Haïti - Les Gonaïves sont aux mains d'un groupe de rebelles

Port-au-Prince — Les Gonaïves, quatrième ville d'Haïti, est depuis jeudi aux mains d'un groupe d'opposants armés au président haïtien Jean-Bertrand Aristide, qui a décidé d'y envoyer des renforts policiers pour y rétablir l'ordre.

Hier, les rebelles du Front de résistance révolutionnaire de l'Artibonite, qui réclame la démission de M. Aristide, circulaient très armés en motos-taxis et en voitures dans les rues de la ville, au lendemain de la prise d'assaut de son commissariat central, selon des médias locaux.

L'attaque a fait 11 morts et une vingtaine de blessés, selon le responsable de la Croix-Rouge des Gonaïves, Raoul Élysée. Parmi ces 11 morts figurent cinq policiers antiémeutes, deux membres du Front et quatre habitants de la ville, a-t-il précisé.

Les rebelles sont vêtus de tenues camouflées et dotés de casquettes de style américain, ou d'uniformes de la police régulière, de l'administration pénitentiaire ou d'unités antiémeutes de la police, saisis jeudi dans le commissariat.
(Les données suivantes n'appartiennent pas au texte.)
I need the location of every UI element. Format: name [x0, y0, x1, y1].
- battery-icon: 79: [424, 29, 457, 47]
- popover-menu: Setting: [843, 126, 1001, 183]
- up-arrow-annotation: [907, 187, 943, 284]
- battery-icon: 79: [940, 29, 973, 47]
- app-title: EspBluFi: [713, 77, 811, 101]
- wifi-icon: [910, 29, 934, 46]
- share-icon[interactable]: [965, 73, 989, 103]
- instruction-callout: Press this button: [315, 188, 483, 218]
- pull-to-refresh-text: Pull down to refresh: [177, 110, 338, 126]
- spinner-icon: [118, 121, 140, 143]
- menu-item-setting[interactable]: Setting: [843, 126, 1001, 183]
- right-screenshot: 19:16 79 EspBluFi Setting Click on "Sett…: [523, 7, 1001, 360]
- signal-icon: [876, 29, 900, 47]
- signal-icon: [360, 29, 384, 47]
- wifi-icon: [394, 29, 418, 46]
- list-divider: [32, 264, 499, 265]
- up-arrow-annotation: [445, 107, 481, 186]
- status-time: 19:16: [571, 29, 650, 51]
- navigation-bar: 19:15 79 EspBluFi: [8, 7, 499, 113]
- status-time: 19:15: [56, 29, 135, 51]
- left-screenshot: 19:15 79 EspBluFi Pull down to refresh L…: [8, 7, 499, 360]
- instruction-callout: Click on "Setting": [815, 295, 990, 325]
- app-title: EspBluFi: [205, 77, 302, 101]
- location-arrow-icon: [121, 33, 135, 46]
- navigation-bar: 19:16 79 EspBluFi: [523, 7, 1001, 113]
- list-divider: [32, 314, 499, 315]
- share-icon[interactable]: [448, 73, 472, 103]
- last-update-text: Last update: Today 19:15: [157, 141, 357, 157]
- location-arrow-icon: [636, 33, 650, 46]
Les rebelles ont aussi vidé jeudi la prison voisine de ses détenus et mis à sac les bureaux du délégué du gouvernement (équivalent d'un préfet), Billy Racine. Les Haïtiens du centre-ville ont fui en masse lors de l'attaque.

La ville, située dans

le nord-ouest du pays,

à 170 km au nord de Port-au-Prince, compte

200 000 habitants.

«Ce sont des actions terroristes et la police va intervenir pour rétablir l'ordre et protéger la population, a déclaré hier le secrétaire d'État haïtien à la Communication, Mario Dupuy. Les terroristes doivent être neutralisés. Les auteurs de ces actes appartiennent au bras armé de l'opposition.»
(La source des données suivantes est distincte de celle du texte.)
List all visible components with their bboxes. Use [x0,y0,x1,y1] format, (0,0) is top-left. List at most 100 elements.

Cette situation d'opposition armée «s'est déjà présentée au Plateau central [est du pays] et le gouvernement avait réagi en conséquence», a souligné Mario Dupuy.

En 2002-03, le gouvernement avait envoyé dans cette région des unités spéciales de la police après des attaques contre des bâtiments administratifs, des cantonnements de la police et ses véhicules, qui avaient fait une vingtaine de morts parmi les membres des forces de l'ordre et des partisans du pouvoir.

Hier, les rebelles ont indiqué attendre de pied ferme tout retour des policiers aux Gonaïves, secouées depuis le 23 septembre par des violences sporadiques qui ont fait au total 53 morts et 119 blessés.

Selon un journaliste local joint par l'AFP, les cadavres de trois policiers se trouvaient encore dans la journée à l'intérieur des ruines calcinées du commissariat.

Le cadavre d'un autre policier se trouvait à l'extérieur du bâtiment. L'un des cinq policiers ayant trouvé la mort lors de l'attaque s'est suicidé à l'aide d'un poignard pour ne pas tomber vivant entre les mains du Front, selon des témoignages concordants d'habitants.

Des habitants tentaient hier de récupérer des pièces des véhicules de policiers détruits par le feu.

Le Front avait annoncé jeudi qu'il s'efforcerait de «libérer plusieurs autres villes de la région». Selon des médias, il a incendié les commissariats des bourgades voisines d'Ennery et de Gros Morne. Celui de la localité de l'Estère a été abandonné jeudi par les policiers.

Hier, les rebelles ont continué d'attaquer aux Gonaïves des bastions de partisans du président haïtien, brûlant plusieurs maisons.

Les accès d'un pont à la sortie nord des Gonaïves, sur un axe routier qui relie Port-au-Prince à la ville du Cap-Haïtien, ont été scellés avec des barres de fer. Les communications routières sont coupées avec la partie nord du pays où le carburant n'arrive plus et où l'électricité est sévèrement rationnée.